Seguire l’appello di Papa Francesco alla pace

“Ci siamo chiesti cosa potevamo fare per seguire l’appello di Papa Francesco alla pace”, ha spiegato in un’intervista a Vatican News Émile Abou Chaar, giovane libanese dell’IYAB, “e abbiamo deciso insieme di organizzare questa preghiera. Molte persone mi avevano chiesto, perché vengo dal Libano e conosco la situazione in Medio Oriente, come poter fare qualcosa per aiutare in questa situazione, essere in unione con il Papa e riflettere. E la cosa migliore che possiamo fare è essere tutti solidali e in comunione spirituale, cercando di aiutare a rendere il mondo più fraterno, insieme, per la pace in Medio Oriente".

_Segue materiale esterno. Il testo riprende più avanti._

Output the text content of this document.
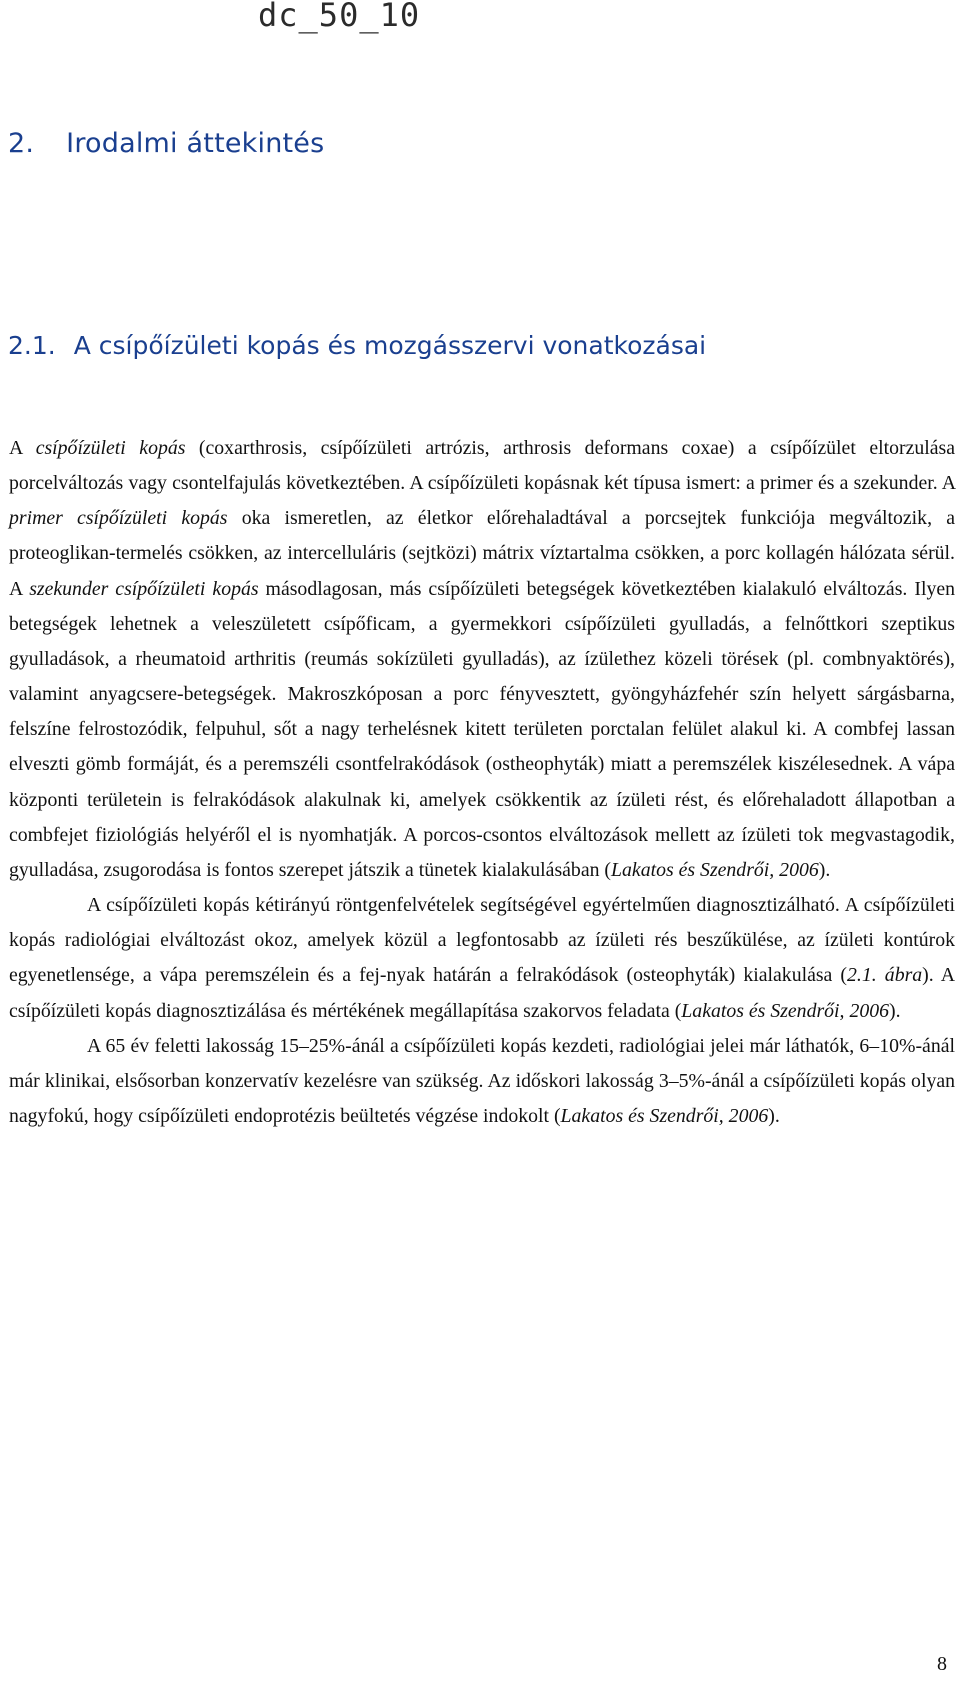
dc_50_10
2. Irodalmi áttekintés
2.1. A csípőízületi kopás és mozgásszervi vonatkozásai

A csípőízületi kopás (coxarthrosis, csípőízületi artrózis, arthrosis deformans coxae) a csípőízület eltorzulása porcelváltozás vagy csontelfajulás következtében. A csípőízületi kopásnak két típusa ismert: a primer és a szekunder. A primer csípőízületi kopás oka ismeretlen, az életkor előrehaladtával a porcsejtek funkciója megváltozik, a proteoglikan-termelés csökken, az intercelluláris (sejtközi) mátrix víztartalma csökken, a porc kollagén hálózata sérül. A szekunder csípőízületi kopás másodlagosan, más csípőízületi betegségek következtében kialakuló elváltozás. Ilyen betegségek lehetnek a veleszületett csípőficam, a gyermekkori csípőízületi gyulladás, a felnőttkori szeptikus gyulladások, a rheumatoid arthritis (reumás sokízületi gyulladás), az ízülethez közeli törések (pl. combnyaktörés), valamint anyagcsere-betegségek. Makroszkóposan a porc fényvesztett, gyöngyházfehér szín helyett sárgásbarna, felszíne felrostozódik, felpuhul, sőt a nagy terhelésnek kitett területen porctalan felület alakul ki. A combfej lassan elveszti gömb formáját, és a peremszéli csontfelrakódások (ostheophyták) miatt a peremszélek kiszélesednek. A vápa központi területein is felrakódások alakulnak ki, amelyek csökkentik az ízületi rést, és előrehaladott állapotban a combfejet fiziológiás helyéről el is nyomhatják. A porcos-csontos elváltozások mellett az ízületi tok megvastagodik, gyulladása, zsugorodása is fontos szerepet játszik a tünetek kialakulásában (Lakatos és Szendrői, 2006).

A csípőízületi kopás kétirányú röntgenfelvételek segítségével egyértelműen diagnosztizálható. A csípőízületi kopás radiológiai elváltozást okoz, amelyek közül a legfontosabb az ízületi rés beszűkülése, az ízületi kontúrok egyenetlensége, a vápa peremszélein és a fej-nyak határán a felrakódások (osteophyták) kialakulása (2.1. ábra). A csípőízületi kopás diagnosztizálása és mértékének megállapítása szakorvos feladata (Lakatos és Szendrői, 2006).

A 65 év feletti lakosság 15–25%-ánál a csípőízületi kopás kezdeti, radiológiai jelei már láthatók, 6–10%-ánál már klinikai, elsősorban konzervatív kezelésre van szükség. Az időskori lakosság 3–5%-ánál a csípőízületi kopás olyan nagyfokú, hogy csípőízületi endoprotézis beültetés végzése indokolt (Lakatos és Szendrői, 2006).

8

Pregare fortemente per la pace, per la conversione dei cuori

 “C’è grande confusione e tante cose che non possiamo comprendere di quanto sta accadendo”, sottolinea ancora Émile, “ma quello che possiamo fare è rispondere all’appello di Papa Francesco di pregare fortemente per la pace, per la conversione dei cuori e renderci parte della stessa comunità umana. La guerra non risolve nessun problema, ma lo amplifica nel modo più negativo. Personalmente ho dei contatti con persone che si trovano in Terra Santa sia dal lato palestinese che da quello israeliano. Tutti sono vittime di quanto sta accadendo perché non hanno scelto questa realtà. Hanno veramente paura e non capiscono. Possono solo sperare che si risolva velocemente. Conosciamo molte comunità religiose là, come ad esempio il responsabile della pastorale giovanile in Palestina. C’è veramente una forte comunione e questa comunione e solidarietà viene dallo stesso popolo che è il popolo di Dio”.